L’idéal de Justinien et de ses légistes était évidemment de fixer la société dans l’observation parfaite des choses établies : tout change mais tout devait rester immuable. Un roi, une foi, une loi, telle était la devise. Bien plus dur que les païens de Rome, l’empereur chrétien de Constantinople avait interdit toute espèce d’affranchissement, l’esclave de la terre restait cloué sur le sol, pour ainsi dire ; à aucun prix il ne lui était possible de se libérer. Toutefois, la poussée grecque était encore assez énergique pour se manifester quand même, malgré toutes les prescriptions impériales, et l’émigration des artisans répandait au loin les connaissances et les procédés bysantins en architecture, en peinture et en sculpture, en travail des métaux et des gemmes ; malgré ses maîtres, l’empire de Bysance resta « l’interprète unique de la civilisation générale »[2]. C’est grâce au génie néo-grec que l’art bysantin, d’abord développé en Syrie, qu’il a couverte de très beaux monuments[3], se répandit en Italie, surtout à Ravenne, puis dans toutes les villes lombardes, ensuite en France, où il contribua fortement à la naissance de l’art ogival.

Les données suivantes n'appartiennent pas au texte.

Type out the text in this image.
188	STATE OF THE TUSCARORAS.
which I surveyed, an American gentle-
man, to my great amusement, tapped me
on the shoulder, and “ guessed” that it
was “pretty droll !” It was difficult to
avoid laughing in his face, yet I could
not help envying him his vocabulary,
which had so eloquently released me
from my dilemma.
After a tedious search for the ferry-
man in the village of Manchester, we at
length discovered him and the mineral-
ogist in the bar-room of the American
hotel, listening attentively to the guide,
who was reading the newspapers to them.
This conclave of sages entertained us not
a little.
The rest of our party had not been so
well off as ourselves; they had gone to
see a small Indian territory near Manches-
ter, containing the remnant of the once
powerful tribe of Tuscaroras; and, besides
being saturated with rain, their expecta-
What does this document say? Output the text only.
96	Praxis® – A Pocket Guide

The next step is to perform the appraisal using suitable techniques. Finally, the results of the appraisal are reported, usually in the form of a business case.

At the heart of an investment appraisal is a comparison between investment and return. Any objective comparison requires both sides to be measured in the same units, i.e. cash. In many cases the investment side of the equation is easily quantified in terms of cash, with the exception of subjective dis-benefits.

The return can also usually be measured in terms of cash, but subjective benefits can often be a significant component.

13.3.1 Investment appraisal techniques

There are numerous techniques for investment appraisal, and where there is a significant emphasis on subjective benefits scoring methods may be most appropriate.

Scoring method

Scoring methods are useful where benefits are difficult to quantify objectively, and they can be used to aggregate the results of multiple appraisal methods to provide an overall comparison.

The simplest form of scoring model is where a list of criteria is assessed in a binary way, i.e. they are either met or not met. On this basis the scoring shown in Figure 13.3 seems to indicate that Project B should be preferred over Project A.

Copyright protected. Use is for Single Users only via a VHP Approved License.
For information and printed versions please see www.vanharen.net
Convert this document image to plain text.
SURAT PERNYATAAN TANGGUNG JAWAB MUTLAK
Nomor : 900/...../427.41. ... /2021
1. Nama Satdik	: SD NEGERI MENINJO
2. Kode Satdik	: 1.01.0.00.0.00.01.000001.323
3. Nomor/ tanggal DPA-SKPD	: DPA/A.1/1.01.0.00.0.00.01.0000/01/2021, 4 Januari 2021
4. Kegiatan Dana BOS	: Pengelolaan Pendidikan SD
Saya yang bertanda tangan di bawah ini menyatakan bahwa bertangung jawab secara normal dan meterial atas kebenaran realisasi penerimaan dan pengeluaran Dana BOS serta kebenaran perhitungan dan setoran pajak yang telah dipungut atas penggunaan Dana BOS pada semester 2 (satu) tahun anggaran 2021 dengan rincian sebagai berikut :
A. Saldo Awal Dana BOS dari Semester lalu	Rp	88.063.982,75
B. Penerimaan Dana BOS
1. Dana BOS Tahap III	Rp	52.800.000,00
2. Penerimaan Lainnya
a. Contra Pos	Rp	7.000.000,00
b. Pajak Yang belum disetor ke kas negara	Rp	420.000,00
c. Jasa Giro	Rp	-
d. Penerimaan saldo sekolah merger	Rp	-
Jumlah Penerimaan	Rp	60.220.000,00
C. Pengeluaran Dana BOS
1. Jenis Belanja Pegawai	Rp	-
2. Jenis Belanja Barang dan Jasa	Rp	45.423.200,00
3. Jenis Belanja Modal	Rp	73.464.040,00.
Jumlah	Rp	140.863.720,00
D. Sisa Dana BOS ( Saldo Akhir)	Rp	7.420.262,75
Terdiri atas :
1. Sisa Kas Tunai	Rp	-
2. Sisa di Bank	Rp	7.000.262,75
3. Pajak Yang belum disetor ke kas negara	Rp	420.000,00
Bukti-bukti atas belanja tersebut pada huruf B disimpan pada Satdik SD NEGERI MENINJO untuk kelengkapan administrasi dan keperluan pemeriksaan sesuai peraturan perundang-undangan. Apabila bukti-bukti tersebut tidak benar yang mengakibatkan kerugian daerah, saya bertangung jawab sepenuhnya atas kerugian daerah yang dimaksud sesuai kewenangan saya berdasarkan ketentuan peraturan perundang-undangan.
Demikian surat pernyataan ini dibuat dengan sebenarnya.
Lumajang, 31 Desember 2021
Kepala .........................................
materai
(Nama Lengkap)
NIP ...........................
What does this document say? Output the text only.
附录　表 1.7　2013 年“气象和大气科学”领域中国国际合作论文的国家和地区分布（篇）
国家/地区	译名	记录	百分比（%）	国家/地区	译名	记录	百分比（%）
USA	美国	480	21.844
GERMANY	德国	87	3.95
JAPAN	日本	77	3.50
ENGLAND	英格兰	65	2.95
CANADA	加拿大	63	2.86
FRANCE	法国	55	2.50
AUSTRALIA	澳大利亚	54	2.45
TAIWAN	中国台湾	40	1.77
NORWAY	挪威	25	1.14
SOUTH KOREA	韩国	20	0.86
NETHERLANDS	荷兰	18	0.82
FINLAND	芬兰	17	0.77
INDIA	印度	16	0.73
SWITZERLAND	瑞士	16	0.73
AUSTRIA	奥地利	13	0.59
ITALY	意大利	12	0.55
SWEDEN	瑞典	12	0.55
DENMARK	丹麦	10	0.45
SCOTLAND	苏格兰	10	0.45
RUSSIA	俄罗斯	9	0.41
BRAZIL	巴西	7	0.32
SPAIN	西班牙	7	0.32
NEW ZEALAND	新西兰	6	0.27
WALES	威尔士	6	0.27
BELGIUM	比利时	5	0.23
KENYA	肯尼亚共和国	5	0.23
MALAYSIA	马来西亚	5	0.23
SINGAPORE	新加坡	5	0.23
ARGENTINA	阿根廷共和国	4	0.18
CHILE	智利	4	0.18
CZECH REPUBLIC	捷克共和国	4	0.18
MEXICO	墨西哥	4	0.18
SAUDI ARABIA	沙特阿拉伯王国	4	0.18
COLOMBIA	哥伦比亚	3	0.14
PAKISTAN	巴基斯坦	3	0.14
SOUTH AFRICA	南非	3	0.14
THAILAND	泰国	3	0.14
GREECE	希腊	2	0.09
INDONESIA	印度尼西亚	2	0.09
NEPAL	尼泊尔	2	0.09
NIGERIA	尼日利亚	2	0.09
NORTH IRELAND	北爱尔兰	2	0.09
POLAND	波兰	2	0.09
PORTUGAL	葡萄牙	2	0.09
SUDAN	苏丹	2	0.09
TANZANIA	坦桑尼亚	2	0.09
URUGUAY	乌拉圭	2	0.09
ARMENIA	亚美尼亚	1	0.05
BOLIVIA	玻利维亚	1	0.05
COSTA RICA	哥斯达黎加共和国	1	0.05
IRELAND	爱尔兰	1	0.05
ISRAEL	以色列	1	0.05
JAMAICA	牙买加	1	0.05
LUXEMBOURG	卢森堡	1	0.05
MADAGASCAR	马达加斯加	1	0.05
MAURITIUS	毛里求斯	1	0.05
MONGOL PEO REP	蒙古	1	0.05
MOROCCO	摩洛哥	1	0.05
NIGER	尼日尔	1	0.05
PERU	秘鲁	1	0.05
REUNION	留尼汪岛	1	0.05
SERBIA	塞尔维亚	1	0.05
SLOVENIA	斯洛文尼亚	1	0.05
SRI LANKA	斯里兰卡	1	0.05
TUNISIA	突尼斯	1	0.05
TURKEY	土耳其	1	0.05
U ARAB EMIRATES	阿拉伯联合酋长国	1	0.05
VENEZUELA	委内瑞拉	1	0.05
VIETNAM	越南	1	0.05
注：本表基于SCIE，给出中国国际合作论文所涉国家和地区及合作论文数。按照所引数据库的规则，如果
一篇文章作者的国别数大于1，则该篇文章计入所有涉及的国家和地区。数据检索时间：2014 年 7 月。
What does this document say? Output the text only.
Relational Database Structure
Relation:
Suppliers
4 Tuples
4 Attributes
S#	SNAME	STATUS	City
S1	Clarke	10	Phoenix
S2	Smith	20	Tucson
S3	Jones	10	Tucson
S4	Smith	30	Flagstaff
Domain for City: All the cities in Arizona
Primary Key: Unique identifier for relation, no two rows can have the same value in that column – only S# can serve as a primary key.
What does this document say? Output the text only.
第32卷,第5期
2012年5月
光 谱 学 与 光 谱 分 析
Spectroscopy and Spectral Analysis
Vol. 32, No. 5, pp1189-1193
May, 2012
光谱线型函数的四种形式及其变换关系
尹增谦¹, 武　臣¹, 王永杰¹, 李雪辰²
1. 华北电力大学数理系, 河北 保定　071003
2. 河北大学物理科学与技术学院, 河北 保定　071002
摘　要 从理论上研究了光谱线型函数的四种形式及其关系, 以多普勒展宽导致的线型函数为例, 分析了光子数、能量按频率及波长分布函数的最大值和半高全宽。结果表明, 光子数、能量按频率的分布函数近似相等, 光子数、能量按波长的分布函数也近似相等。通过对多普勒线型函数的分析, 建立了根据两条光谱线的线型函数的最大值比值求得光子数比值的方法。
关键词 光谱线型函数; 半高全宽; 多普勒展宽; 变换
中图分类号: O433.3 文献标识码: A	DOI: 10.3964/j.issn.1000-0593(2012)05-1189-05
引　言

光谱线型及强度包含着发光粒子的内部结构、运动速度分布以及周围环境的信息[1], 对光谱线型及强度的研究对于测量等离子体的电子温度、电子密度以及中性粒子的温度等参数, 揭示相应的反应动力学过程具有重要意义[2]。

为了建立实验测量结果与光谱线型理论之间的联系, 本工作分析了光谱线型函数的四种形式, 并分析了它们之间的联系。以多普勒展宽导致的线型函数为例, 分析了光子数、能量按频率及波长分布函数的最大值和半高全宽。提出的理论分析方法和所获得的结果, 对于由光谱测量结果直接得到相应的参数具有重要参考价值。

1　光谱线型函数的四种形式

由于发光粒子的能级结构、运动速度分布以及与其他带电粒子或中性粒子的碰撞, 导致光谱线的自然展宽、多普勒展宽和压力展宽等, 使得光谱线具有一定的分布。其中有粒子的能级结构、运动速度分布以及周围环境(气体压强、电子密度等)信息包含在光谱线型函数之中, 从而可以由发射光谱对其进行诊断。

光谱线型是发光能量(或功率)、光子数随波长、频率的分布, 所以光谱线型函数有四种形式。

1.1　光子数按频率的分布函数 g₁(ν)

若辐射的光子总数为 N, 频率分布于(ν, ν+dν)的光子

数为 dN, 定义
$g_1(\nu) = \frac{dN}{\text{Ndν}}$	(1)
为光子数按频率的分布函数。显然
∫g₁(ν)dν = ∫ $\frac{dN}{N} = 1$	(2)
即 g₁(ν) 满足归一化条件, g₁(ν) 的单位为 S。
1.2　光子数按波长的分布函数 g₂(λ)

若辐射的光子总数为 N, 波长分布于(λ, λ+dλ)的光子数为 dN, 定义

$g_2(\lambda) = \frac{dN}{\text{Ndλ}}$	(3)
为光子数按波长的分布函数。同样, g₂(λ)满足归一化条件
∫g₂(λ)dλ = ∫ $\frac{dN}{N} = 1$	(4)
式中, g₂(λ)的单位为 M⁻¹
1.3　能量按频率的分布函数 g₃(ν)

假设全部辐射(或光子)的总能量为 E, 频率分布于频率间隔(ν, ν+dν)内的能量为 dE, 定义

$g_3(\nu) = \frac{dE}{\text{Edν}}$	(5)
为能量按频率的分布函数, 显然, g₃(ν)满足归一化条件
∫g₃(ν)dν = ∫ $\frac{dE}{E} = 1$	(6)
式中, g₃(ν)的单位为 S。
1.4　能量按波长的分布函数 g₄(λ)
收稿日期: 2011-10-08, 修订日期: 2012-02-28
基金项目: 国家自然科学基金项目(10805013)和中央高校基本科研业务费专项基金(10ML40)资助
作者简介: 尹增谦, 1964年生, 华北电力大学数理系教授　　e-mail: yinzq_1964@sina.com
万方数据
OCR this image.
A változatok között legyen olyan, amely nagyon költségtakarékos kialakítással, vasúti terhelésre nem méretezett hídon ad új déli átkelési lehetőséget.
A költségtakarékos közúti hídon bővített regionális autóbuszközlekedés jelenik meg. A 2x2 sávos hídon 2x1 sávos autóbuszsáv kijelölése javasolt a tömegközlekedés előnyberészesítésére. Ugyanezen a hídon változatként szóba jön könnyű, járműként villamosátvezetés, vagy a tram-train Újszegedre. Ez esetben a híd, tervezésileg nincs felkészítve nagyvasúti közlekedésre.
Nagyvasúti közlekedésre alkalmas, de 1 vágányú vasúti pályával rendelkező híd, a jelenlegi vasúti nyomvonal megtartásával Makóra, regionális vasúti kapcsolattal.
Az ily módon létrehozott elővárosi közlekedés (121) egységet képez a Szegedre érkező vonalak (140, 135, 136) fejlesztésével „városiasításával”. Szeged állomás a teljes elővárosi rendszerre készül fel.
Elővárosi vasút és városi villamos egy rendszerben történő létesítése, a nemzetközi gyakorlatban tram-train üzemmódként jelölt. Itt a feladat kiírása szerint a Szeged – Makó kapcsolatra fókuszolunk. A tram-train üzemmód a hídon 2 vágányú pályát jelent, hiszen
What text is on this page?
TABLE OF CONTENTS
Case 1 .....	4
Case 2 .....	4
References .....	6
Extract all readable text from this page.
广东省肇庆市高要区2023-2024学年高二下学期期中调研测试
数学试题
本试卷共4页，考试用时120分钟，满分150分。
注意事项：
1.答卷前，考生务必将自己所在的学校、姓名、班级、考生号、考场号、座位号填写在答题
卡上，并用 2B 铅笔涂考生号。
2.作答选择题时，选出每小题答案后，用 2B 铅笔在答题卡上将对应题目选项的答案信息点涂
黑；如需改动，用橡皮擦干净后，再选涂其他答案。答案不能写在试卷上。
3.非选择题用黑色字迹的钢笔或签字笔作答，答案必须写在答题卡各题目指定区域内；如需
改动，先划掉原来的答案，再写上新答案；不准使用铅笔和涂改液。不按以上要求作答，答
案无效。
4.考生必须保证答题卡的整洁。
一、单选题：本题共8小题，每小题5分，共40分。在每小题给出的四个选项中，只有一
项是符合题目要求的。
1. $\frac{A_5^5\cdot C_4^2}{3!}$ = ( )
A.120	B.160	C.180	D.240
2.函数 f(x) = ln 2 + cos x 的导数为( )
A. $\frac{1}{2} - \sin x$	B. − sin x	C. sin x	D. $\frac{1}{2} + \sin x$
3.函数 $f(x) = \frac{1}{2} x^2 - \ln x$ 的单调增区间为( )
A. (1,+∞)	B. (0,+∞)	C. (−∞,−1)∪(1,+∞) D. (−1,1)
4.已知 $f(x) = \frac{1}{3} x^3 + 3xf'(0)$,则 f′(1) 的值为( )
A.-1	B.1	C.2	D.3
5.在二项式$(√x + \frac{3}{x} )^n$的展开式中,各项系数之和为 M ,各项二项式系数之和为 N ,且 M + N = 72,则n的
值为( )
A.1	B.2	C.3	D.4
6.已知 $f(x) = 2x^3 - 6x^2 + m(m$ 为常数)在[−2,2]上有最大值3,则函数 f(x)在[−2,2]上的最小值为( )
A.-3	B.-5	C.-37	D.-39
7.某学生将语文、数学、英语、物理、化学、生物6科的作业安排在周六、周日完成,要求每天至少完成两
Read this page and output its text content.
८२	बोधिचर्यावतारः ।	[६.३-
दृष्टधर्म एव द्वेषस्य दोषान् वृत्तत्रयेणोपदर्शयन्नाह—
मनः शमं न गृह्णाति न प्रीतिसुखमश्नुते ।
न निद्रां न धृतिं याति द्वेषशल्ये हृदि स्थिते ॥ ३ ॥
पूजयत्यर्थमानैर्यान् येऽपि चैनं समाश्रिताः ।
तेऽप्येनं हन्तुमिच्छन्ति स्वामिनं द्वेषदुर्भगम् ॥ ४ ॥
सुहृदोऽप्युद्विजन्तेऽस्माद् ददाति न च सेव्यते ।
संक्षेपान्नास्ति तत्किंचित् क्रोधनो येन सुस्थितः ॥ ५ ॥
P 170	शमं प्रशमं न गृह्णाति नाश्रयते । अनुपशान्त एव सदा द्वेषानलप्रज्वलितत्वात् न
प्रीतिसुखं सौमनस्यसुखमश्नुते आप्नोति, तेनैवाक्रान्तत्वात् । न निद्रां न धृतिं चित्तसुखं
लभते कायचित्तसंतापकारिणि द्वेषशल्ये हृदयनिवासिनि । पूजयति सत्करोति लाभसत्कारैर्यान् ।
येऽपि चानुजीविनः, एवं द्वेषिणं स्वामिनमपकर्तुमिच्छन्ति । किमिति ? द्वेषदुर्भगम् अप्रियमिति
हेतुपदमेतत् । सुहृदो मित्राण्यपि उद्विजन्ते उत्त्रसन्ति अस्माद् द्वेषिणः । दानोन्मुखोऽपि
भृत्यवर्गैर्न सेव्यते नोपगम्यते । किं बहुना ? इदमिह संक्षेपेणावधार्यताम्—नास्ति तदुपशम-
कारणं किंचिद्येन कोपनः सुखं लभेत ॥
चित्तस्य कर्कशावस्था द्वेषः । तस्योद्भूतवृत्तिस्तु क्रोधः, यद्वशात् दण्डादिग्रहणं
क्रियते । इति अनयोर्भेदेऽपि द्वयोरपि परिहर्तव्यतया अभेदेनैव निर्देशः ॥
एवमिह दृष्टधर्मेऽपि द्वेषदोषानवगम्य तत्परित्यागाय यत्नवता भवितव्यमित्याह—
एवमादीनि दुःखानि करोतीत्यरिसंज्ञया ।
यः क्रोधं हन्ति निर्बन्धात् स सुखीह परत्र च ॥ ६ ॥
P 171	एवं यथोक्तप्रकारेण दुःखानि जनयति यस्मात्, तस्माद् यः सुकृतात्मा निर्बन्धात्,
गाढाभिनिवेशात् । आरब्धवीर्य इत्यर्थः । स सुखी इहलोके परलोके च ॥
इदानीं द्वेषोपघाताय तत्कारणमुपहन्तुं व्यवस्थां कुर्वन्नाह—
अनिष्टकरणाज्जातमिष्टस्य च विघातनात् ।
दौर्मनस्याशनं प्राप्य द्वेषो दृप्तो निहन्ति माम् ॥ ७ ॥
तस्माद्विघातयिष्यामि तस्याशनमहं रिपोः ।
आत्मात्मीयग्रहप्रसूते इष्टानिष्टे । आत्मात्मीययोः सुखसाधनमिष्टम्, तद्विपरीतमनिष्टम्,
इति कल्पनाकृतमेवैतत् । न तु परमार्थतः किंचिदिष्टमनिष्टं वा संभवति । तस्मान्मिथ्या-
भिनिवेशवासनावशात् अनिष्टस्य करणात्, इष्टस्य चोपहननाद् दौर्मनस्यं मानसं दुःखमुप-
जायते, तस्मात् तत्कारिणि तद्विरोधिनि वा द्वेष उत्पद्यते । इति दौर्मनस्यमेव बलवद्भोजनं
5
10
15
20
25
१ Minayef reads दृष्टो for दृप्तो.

Mais, tandis que l’influence néo-grecque se manifestait encore puissamment chez les peuples éloignés, l’initiative finissait par être complètement étouffée au lieu d’origine. L’État réussit à transformer l’industrie en une série de monopoles contrôlés par lui ; les métiers et les arts prirent un caractère obligatoire, de manière à constituer de véritables services publics, soustraits à la marque personnelle de l’ouvrier. Ainsi qu’en témoigne le Livre du Préfet, édit de l’empereur Léon VI « le Philosophe », publié au commencement du dixième siècle, les collèges professionnels, les unions d’artisans et d’artistes étaient devenus autant de rouages administratifs. Le grand maître de toutes les corporations était le préfet de la ville, représentant l’empereur et désignant en son nom tous les chefs, dictant toutes les résolutions, prononçant toutes les peines. Il faisait les achats des matières premières, imposait le mode de fabrication, tarifait les bénéfices et les salaires, et donnait à tous la délation comme le principe moral du bon fonctionnement des entreprises. Aux peines ordinaires, confiscation, perte de la barbe et de la chevelure, flagellation, emprisonnement, se joignait l’interdiction

  1. A. Rambaud.
  2. Kondakoff, Art byzantin.
  3. Melchior de Vogüé, La Syrie centrale.